FAQs on #EndTheCageAge
Everything you need to know about the #EndTheCageAge European Citizens' Initiative
Together with over 170 organisations across Europe, over three years, a European Citizens' Initiative, we set out on a mission to end the cruel cage farming in Europe. This Initiative was the largest political push for farmed animal welfare in European history, and on October 2020, the EU Petition was officially handed over with 1.6 million citizens signing against cages! But the campaign is not over yet, here are your frequently asked questions about #EndTheCageAge.
What is an ECI?
An ECI is a European Citizens’ Initiative. It is a chance for European Citizens to actively voice their opinions and take part in the policy making process. It allows individuals to call on the European Commission to discuss certain issues and propose new legislations on the matter and, with sufficient public support, those matters will then be discussed in the relevant committees and answered by the Commission.
What happens next with the ECI?
A public consultation will be launched and by the end of 2022, an impact assessment will be finalised. This impact assessment will play an important role in determining a reasonable transition period and possible measures to support producers during the transition period.
The end of caged farming will be approached species by species, so that new housing systems are suited to their natural behaviours and characteristics and fulfil their needs.
Besides the impact assessment, the proposal will also be based on the scientific opinions of the European Food Safety Authority. These expert opinions should all be finished by early 2023. Afterwards the Commission is planning to put forward a legislative proposal in late 2023.
The Commission gave a positive response, does that mean we won?
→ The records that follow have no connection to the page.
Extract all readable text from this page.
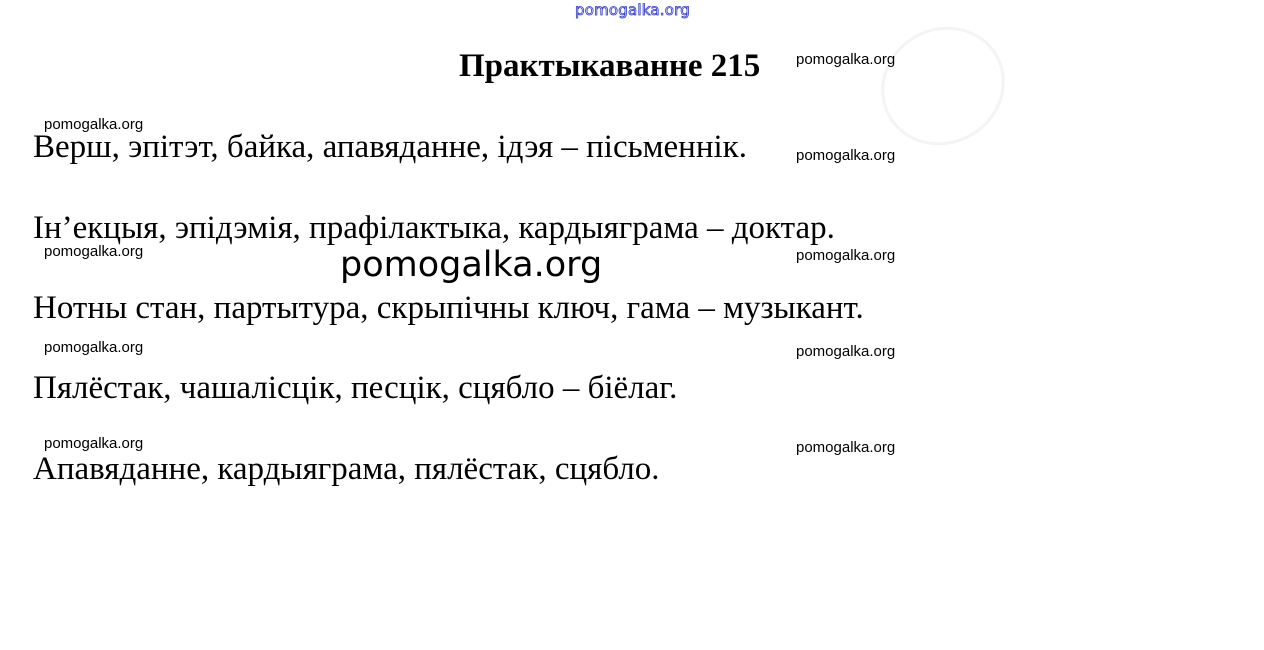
pomogalka.org
Практыкаванне 215
Верш, эпітэт, байка, апавяданне, ідэя – пісьменнік.
Ін’екцыя, эпідэмія, прафілактыка, кардыяграма – доктар.
Нотны стан, партытура, скрыпічны ключ, гама – музыкант.
Пялёстак, чашалісцік, песцік, сцябло – біёлаг.
Апавяданне, кардыяграма, пялёстак, сцябло.
pomogalka.org
pomogalka.org
pomogalka.org
pomogalka.org	pomogalka.org
pomogalka.org	pomogalka.org
pomogalka.org	pomogalka.org
pomogalka.org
The positive answer by the European Commission is certainly a huge step towards an end of caged farming in the EU. However, a lengthy legislative process still lies ahead of us.
How long will it take until cages are actually banned in the EU?
The earliest we can realistically expect the prohibition of caged farming to enter into force is 2027. This time frame is needed to draft legislation, pass it through Council and Parliament and give producers a reasonable transition period.
What can go wrong now?
If the Council of the European Union, the European Parliament and the European Commission cannot agree on a legislative text, the ban on caged farming could be significantly delayed. However, since the Parliament has already spoken out and we see a lot of momentum member states and from industry players in favour, the chances of it working out are quite high.
Who makes the final decision on a ban of cages in European farming?
The final decision will be taken in so called Triloge Discussions. The European Commission will propose a legislative text and then the European Commission, the European Parliament and the Council of the European Union will have to discuss it and agree on a final version.
Can I still do anything to help?
The responsible ministers in member states will play an important role in the decision making process. It is important to keep talking about the #EndTheCageAge ECI to make sure that it remains visible and politicians are aware that this is still a relevant topic for Europeans! If you want to do more, please visit the ECI Website (that also allows you to directly tweet at your representatives)!
Why is there a transition period? And why is it so long?
The European Union first needs time to propose and agree on legislation. Once that happened, a transition period will start that gives producers time to change their farms to comply with the new regulations. The prohibition of caged farming will affect farmers all across the EU and they need sufficient time and support to comply with the new standards.
Will cheap imports of animal products from farms outside the EU that practice caged farming flood our markets?
The EU will certainly have to think about this issue. According to World Trade Organisation rules, the EU has the right to ban certain third country imports that do not meet EU standards, so that would be a potential solution.
The impact assessment that will be carried out by the end of 2022 will evaluate how big of a problem this will be and propose solutions!